Em 1941, como atrás referi, funda a Biblioteca Cosmos com o intuito de divulgar o conhecimento, em diversas áreas, de um modo acessível ao maior número de leitores, num trabalho infatigável com vista a "despertar a alma colectiva das massas".

A este trabalho de grande exigência científica e organizativa junta B. Caraça uma intervenção regular e diversificada não só em colóquios e seminários mas também nas revistas culturais. Deste modo as suas conferências perfilam-se, com igual importância, ao lado da sua obra incontornável intitulada "Os Conceitos Fundamentais da Matemática", onde os aprendizes do materialismo dialéctico podem encontrar uma magistral lição da sua aplicação.

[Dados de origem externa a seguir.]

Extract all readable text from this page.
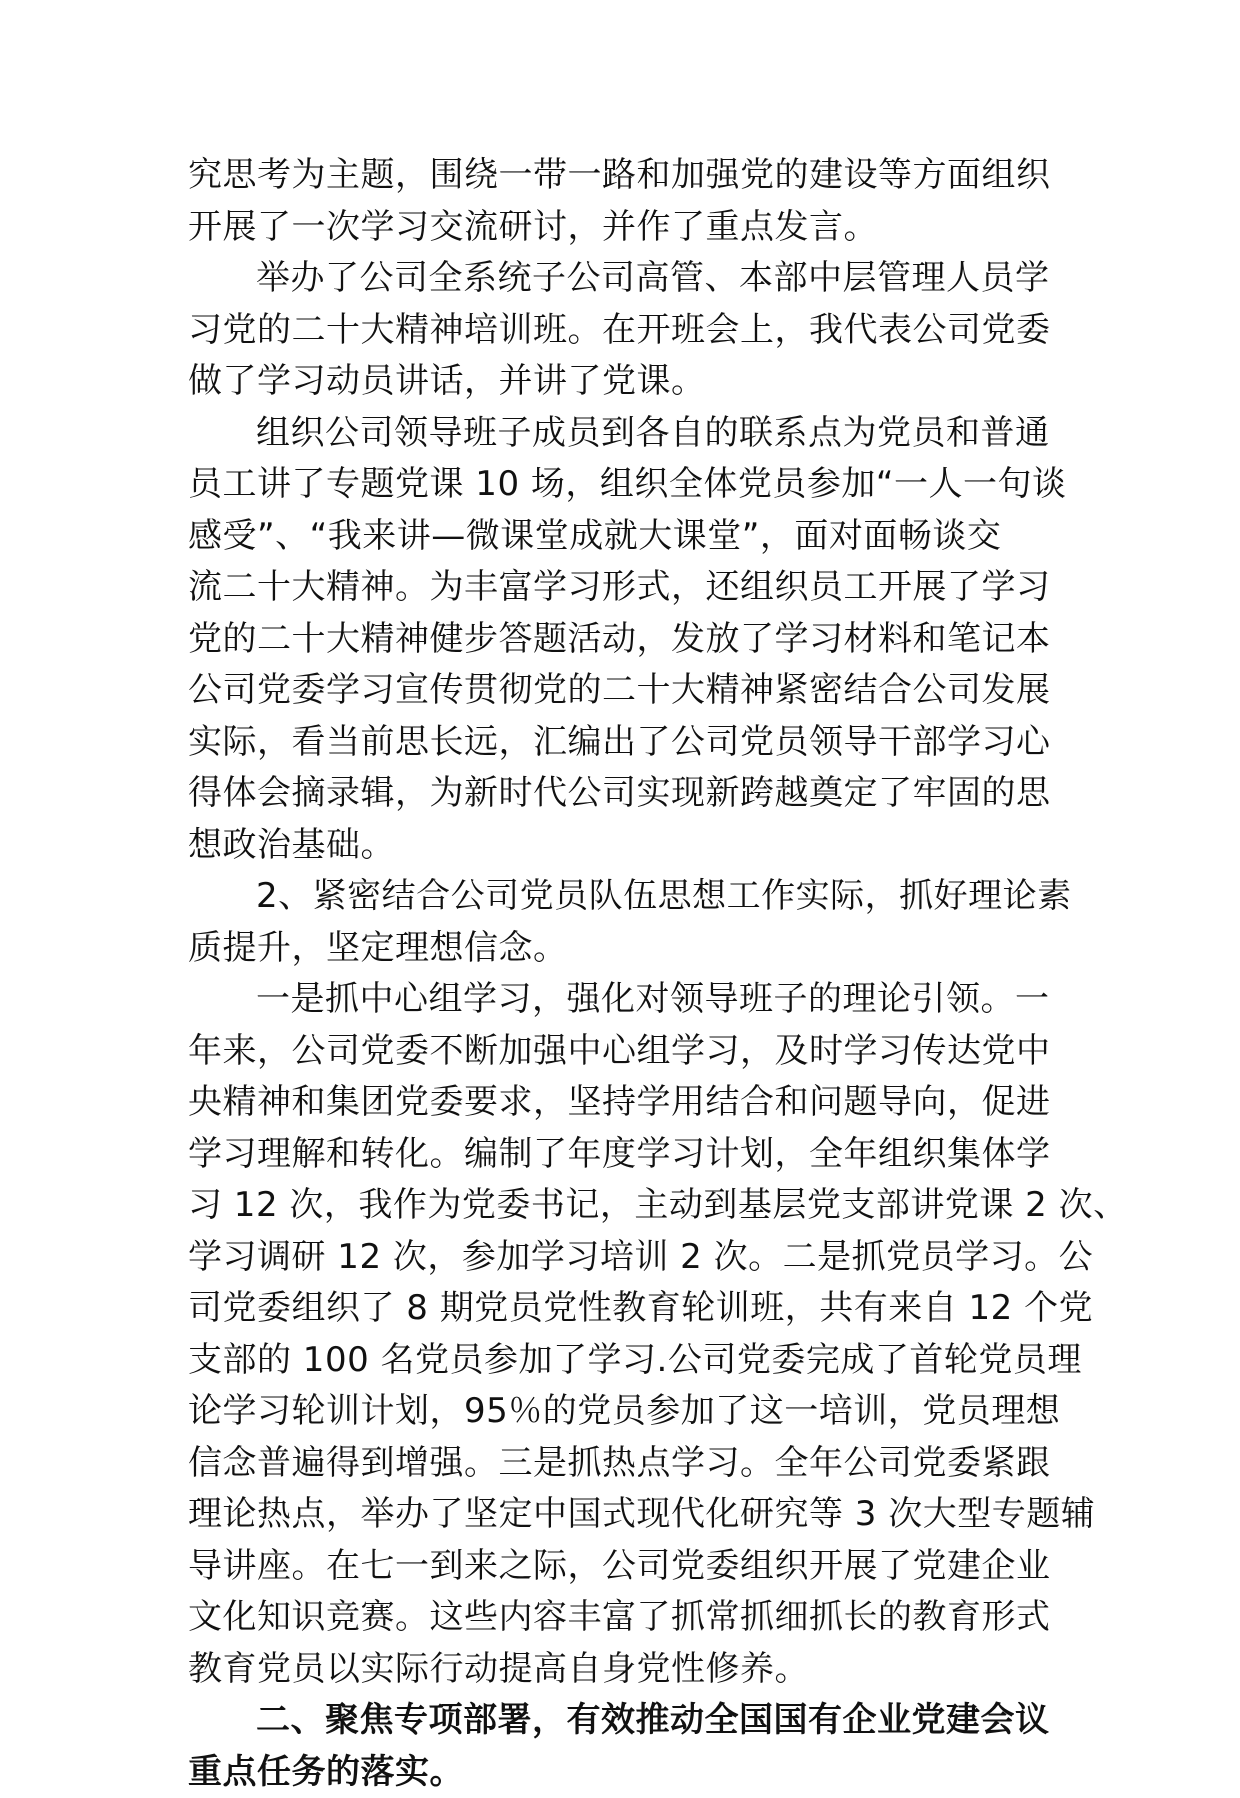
究思考为主题，围绕一带一路和加强党的建设等方面组织
开展了一次学习交流研讨，并作了重点发言。

举办了公司全系统子公司高管、本部中层管理人员学
习党的二十大精神培训班。在开班会上，我代表公司党委
做了学习动员讲话，并讲了党课。

组织公司领导班子成员到各自的联系点为党员和普通
员工讲了专题党课 10 场，组织全体党员参加“一人一句谈
感受”、“我来讲—微课堂成就大课堂”，面对面畅谈交
流二十大精神。为丰富学习形式，还组织员工开展了学习
党的二十大精神健步答题活动，发放了学习材料和笔记本
公司党委学习宣传贯彻党的二十大精神紧密结合公司发展
实际，看当前思长远，汇编出了公司党员领导干部学习心
得体会摘录辑，为新时代公司实现新跨越奠定了牢固的思
想政治基础。

2、紧密结合公司党员队伍思想工作实际，抓好理论素
质提升，坚定理想信念。

一是抓中心组学习，强化对领导班子的理论引领。一
年来，公司党委不断加强中心组学习，及时学习传达党中
央精神和集团党委要求，坚持学用结合和问题导向，促进
学习理解和转化。编制了年度学习计划，全年组织集体学
习 12 次，我作为党委书记，主动到基层党支部讲党课 2 次、
学习调研 12 次，参加学习培训 2 次。二是抓党员学习。公
司党委组织了 8 期党员党性教育轮训班，共有来自 12 个党
支部的 100 名党员参加了学习.公司党委完成了首轮党员理
论学习轮训计划，95％的党员参加了这一培训，党员理想
信念普遍得到增强。三是抓热点学习。全年公司党委紧跟
理论热点，举办了坚定中国式现代化研究等 3 次大型专题辅
导讲座。在七一到来之际，公司党委组织开展了党建企业
文化知识竞赛。这些内容丰富了抓常抓细抓长的教育形式
教育党员以实际行动提高自身党性修养。

二、聚焦专项部署，有效推动全国国有企业党建会议
重点任务的落实。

No último ano da II Guerra Mundial, Bento Caraça participa em dois importantes movimentos - o Movimento de Unidade Nacional Anti-Fascista e o Movimento de Unidade Democrática de cuja Comissão Central foi Vice-Presidente. Em consequência da sua pertinaz actividade e luta pela instauração da liberdade e da democracia, a ditadura fascista demitiu, em Outubro de 1946, Bento Caraça do seu lugar de professor catedrático.

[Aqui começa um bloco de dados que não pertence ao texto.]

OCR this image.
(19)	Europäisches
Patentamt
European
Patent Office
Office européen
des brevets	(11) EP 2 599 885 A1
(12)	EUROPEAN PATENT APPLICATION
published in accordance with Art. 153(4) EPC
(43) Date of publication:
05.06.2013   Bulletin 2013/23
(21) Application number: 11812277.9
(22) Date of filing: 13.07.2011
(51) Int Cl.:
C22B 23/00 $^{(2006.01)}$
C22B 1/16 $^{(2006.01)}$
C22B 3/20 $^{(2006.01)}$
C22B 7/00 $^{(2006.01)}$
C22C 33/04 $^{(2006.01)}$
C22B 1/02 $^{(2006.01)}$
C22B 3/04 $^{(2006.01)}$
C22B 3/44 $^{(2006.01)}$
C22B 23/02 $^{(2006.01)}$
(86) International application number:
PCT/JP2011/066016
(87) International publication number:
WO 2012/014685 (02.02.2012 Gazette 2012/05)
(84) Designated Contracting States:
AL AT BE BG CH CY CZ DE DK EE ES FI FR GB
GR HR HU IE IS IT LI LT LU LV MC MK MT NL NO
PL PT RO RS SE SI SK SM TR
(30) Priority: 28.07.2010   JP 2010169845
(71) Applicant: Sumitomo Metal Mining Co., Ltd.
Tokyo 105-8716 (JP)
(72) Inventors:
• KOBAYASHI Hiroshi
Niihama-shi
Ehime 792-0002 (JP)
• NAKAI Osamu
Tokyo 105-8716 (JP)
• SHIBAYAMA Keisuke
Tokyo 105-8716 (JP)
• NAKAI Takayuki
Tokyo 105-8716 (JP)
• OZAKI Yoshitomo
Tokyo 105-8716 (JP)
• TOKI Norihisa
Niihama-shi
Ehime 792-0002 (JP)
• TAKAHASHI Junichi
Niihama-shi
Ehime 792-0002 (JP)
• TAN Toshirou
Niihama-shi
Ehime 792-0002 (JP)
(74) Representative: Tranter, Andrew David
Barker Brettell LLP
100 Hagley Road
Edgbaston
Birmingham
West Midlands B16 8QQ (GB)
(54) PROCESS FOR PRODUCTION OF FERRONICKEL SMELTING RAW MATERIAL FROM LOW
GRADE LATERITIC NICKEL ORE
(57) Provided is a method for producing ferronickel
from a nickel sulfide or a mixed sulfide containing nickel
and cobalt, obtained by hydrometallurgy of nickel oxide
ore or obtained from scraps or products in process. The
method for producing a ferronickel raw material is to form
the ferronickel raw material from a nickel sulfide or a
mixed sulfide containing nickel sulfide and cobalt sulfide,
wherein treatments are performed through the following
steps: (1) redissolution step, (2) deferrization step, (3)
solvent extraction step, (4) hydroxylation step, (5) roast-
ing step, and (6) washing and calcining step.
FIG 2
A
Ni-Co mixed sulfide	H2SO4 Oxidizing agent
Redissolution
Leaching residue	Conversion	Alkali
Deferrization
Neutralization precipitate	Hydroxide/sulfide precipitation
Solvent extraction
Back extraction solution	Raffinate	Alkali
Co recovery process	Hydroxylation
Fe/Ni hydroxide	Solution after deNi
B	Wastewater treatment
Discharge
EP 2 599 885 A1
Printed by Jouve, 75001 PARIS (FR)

Mas nada quebra o ânimo deste homem afável e determinado e só a doença o faz diminuir a actividade nos dois últimos anos de vida.

Bento Caraça morreu com 47 anos e a sua morte prematura deixou um vazio profundo no campo da luta anti-fascista. Porém, a sua maior grandeza reside no seu pensamento, vasto e diversificado, que, não substituindo o homem e a sua acção, é ainda hoje um poderoso estímulo para todos nós que não permitimos que nos submetam aos ditames de um pensamento único e a uma globalização sem rosto humano que despreza os trabalhadores e enaltece, em exclusivo, as vias do lucro; nem tão pouco consentimos que aniquilem as culturas e os valores regionais e locais porque a planície alentejana, muitas vezes morada de silêncio e solidão, a singela modéstia de Aldeias de Montoito ou a granítica dureza das serranias beirãs, onde procurava melhoras para a sua doença, não impediram, antes pelo contrário, Bento de Jesus Caraça de perscrutar no particular a universalidade do homem. Por isso Caraça é um homem do seu tempo e um homem que transcendeu esse tempo.

Foi um clarão na noite fascista. Um exemplo para os seus camaradas e para todos que lutaram contra o fascismo em busca da liberdade, da democracia e de uma sociedade sem opressores e oprimidos. Por tal razão Bento de Jesus Caraça continua e continuará ao nosso lado, como diria José Gomes Ferreira. Mas este estar presente sendo ausente só os poetas o sabem cantar ou porventura o próprio Bento Caraça que, na opinião de José Gomes Ferreira, "viveu como se cumprisse um acto poético". Nanja eu.